Cable glands are too often thought of as being commodity products, their importance undervalued by those who dismiss them as merely being bits of brass and rubber. However, if decision-makers get their cable gland strategy wrong, the expensive equipment that glands are tasked with protecting (which can be worth hundreds of thousands of pounds) could fail, and the wider business would take a serious hit. So, how do they get it right and what benefits will be delivered as a result?
Protecting expensive equipment
Those charged with procurement often select equipment based on cost rather than listening to recommendations from engineering departments.
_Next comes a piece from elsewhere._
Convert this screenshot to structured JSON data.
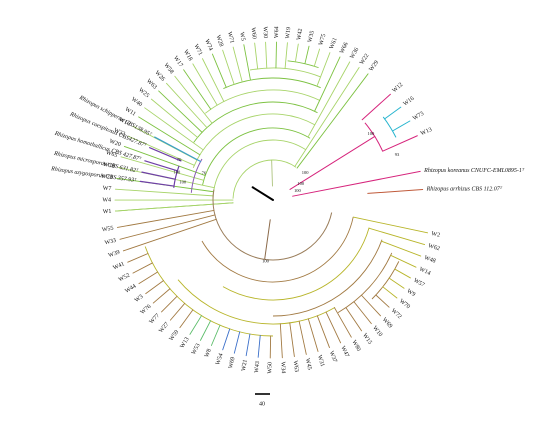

This means many projects end up with wrong or ineffective cable glands. If a gland is not right, there is a high risk of water and dust getting into the equipment it is protecting, which can have a catastrophic effect.
Also, cable glands that are over or under tightened can damage cables. An over-tightened gland will compromise and stress a cable’s properties. This limits how well a gland offers ingress protection against dust and water penetration and presents an explosion risk. A gland that is under tightened will also allow dust and water to damage equipment, in addition to being liable to loosening, which creates an electric shock risk.